Kemalistlerin zaafı, Kemalist ülküyü benimsemiş kişiler yetiştirirken onlara, Kemalizm'e düşman unsurları, Kemalizm'e muhalif unsurların yayınlarını okumak ve onlarla savaşmak bilinci, bilgisi, refleksi kazandırmamak olmuştur. Bu, aynı zamanda Kemalizmin de zaafını oluşturmuştur.
Kemalizm, halkına Mustafa Kemal Atatürk'ün "en büyük eserim dediği Cumhuriyeti koruma refleksi kazandıramamış; bu görevi ordusuna vermiştir. Ordu, FETÖ denilen örgütle işbirliği döneminde gizli emellerine uygun olarak bile isteye tar ü mar edilince Cumhuriyet, koruyucusuz kalmıştır.
Dün, bir internet sitesinde bir yazı okudum. Bir paragrafı şuydu:
"Yıl, 24 Ocak 1971. Yer, Ankara, Milli Nizam Partisi 1. Büyük Kongresi. Kürsüde Necmettin Erbakan konuşuyor. Mesele maarif politikalarına geldiğinde Erbakan, mevcut durumu şöyle özetler; “Manevi istila hareketi maarifimizi elimizden almış, gayrı milli bir maarif yapmıştır. Çocuklarımıza milli ve manevi eğitim/terbiye yaptırılmıyor. Çocuklarımıza mekteplerimizde maalesef her türlü yabancı, batıcı zihniyetin görüşleri memnuniyetle veriliyor. Bu yanlış ve temelsiz maarif gençlerimizi kalbi boş yetiştiriyor. Uzun yıllardan beri takip edilen yanlış maarif politikamızın sonuçları olarak bugün başta üniversitelerimiz eşkıya yuvalarına döndü.

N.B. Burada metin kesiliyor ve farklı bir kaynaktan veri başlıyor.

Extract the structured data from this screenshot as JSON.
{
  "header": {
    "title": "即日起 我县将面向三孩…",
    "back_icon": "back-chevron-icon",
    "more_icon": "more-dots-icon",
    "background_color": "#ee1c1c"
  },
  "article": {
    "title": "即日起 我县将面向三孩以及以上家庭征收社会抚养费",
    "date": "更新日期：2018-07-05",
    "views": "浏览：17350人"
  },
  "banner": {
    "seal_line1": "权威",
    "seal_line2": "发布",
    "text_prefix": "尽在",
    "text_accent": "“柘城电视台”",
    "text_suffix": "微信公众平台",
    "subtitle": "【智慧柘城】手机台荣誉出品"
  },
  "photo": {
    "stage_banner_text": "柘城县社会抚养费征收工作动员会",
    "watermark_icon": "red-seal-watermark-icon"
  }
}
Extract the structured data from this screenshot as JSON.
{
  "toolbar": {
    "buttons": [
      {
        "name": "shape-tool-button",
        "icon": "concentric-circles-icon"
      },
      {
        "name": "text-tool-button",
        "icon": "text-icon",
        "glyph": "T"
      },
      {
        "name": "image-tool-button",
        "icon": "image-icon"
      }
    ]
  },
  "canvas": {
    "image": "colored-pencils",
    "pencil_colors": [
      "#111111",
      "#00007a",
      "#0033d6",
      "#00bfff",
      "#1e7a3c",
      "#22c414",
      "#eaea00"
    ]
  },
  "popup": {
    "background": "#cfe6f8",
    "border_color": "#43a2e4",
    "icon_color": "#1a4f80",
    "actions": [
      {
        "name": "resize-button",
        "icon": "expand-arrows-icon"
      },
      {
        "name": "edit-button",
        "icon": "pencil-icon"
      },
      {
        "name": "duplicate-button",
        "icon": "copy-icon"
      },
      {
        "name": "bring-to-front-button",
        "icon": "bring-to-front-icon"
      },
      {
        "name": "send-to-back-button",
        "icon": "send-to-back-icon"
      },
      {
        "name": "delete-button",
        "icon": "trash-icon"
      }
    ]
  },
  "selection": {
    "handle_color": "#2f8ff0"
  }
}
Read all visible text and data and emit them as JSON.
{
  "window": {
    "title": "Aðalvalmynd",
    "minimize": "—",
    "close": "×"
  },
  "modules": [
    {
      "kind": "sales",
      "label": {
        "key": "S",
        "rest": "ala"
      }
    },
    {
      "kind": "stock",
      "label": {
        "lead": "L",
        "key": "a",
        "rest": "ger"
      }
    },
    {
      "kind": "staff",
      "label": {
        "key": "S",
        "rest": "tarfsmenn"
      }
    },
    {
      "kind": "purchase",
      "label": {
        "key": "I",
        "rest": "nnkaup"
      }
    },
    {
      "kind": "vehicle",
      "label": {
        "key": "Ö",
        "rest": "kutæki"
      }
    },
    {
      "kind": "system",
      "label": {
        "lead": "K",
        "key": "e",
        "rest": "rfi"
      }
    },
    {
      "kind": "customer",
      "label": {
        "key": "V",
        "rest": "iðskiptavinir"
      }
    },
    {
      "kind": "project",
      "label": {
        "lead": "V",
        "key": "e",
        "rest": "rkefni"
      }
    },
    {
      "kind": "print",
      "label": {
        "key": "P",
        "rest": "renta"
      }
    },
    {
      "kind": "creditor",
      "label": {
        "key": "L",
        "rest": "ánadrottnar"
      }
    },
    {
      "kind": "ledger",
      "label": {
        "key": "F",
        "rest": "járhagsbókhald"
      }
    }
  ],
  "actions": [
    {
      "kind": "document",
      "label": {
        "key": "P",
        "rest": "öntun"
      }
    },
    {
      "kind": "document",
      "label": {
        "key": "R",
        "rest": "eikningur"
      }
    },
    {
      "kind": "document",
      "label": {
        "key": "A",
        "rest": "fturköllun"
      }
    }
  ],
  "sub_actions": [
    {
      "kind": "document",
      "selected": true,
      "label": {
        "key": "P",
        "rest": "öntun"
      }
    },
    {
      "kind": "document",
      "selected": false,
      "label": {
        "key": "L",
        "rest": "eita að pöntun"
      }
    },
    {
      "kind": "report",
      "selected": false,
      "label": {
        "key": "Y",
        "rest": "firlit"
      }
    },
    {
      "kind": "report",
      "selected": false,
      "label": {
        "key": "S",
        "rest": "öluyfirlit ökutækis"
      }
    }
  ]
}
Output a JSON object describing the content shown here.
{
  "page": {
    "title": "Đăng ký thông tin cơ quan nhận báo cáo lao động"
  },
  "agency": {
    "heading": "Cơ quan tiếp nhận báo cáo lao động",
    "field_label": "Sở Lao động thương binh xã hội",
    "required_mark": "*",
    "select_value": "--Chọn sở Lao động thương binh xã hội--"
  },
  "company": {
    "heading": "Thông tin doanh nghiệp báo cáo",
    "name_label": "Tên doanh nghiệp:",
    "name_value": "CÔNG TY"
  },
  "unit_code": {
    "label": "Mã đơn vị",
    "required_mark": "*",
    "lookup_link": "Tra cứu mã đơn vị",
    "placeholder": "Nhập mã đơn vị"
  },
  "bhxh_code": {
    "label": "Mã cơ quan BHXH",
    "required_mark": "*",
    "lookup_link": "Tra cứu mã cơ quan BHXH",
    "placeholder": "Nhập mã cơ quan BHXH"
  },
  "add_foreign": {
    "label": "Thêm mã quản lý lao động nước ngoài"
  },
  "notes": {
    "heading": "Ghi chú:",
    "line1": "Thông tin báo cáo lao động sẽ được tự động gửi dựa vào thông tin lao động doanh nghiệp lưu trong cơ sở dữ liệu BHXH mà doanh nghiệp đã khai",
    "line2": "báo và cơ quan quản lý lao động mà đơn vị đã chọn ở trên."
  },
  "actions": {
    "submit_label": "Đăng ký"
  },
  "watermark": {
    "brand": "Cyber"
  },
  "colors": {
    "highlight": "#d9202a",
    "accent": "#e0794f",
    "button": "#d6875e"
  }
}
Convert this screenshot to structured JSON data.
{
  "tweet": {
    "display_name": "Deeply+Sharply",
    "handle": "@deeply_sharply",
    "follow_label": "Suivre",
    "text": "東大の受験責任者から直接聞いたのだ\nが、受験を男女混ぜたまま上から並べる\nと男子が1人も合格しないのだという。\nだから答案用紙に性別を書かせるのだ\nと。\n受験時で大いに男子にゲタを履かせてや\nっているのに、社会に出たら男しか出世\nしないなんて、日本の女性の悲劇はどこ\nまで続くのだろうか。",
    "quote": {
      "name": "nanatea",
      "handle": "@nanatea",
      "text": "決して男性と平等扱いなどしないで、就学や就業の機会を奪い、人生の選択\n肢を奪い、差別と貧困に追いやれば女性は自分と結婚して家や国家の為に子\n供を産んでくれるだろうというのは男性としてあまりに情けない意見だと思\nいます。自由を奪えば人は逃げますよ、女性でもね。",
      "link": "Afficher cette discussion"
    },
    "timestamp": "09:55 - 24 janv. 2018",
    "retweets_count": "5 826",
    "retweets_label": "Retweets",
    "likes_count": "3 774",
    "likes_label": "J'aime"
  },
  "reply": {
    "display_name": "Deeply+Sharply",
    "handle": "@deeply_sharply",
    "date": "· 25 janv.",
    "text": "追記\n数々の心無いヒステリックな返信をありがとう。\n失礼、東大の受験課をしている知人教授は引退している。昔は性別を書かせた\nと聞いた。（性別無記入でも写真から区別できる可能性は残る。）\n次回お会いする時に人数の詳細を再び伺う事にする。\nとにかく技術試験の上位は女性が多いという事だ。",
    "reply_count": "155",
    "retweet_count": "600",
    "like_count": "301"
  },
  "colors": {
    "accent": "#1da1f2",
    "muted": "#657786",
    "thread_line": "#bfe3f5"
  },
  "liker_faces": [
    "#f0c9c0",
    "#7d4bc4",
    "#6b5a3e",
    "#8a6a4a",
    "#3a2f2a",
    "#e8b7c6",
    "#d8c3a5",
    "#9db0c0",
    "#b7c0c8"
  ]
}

Hakiki âlimlerimiz kalmadı, ilme hürmet kalmadı.”
Yazının devamında Erdoğan ve ona övgüler vardı, onları da buraya almak isterdim ama yazı çok uzayacaktı.
Bu paragrafı irdeleyelim:
1- Önce şu "Milli, milli, mili" diye bağıranların diline bakalım; paragrafı oluşturan sözcükler şunlar: Mili, nizam, parti, kongre, necmettin, mesele, maarif, politika, mevcut, manevi, istila, hareket, gayrı, terbiye, mektep,maalesef, zihniyet, memnuniyet, kalb, takip, üniversite, hakiki, âlim, ilm, hürmet.
Bunların hangisi millî?
2- Kim, hangi eğitim anlayışını, kimin elinden almış?
O elimizden alınan eğitimde ne vardı? Kaç bilim adamı yetiştirilmişti? Fizik, kimya, matematik gibi temel bilimleri bir yana bırakalım kaç kişi okuma-yazma biliyordu? Çocuklarımız, hangi bilimsel ilerlemeye imza atmıştı, hangi teknolojileri geliştirmiştik de eğitimimizi elimizden aldı birileri!
Sahi 600 yıllık tarihte kaç kitap yayınlanmıştı?
3-Maarifimizi elimizden alanların uyguladığı yanlış eğitim sistemi yüzünden "hakiki alimlerimiz" kalmamış. Cumhuriyete kadar kaç alim yetiştirmiştik, bunların "hakiki" olanları kimlerdi? Bu alimlerinizin bilime katkıları nelerdi, kaç buluşa imza atmışlardı? Bu gerçek bilim adamlarımız neden bizi dünyanın en gerisine düşürdü de koca imparatorluğun ekonomide, bilimde, teknolojide, geri kalmasına, yüzyıllarca "hasta adam "sanıyla anılmasına, nihayetinde yıkılmasına engel olmadı?
Duyan okuyan da uygulanan bir eğitim düzeni vardı, uygulanan bir bilim, teknoloji, kültür anlayışı vardı, yüzlerce bilim adamı yetiştirilmişti, bilim ve teknoloji ihraç ediyorduk da birileri geldi, bütün bunları yerle bir etti sanacak.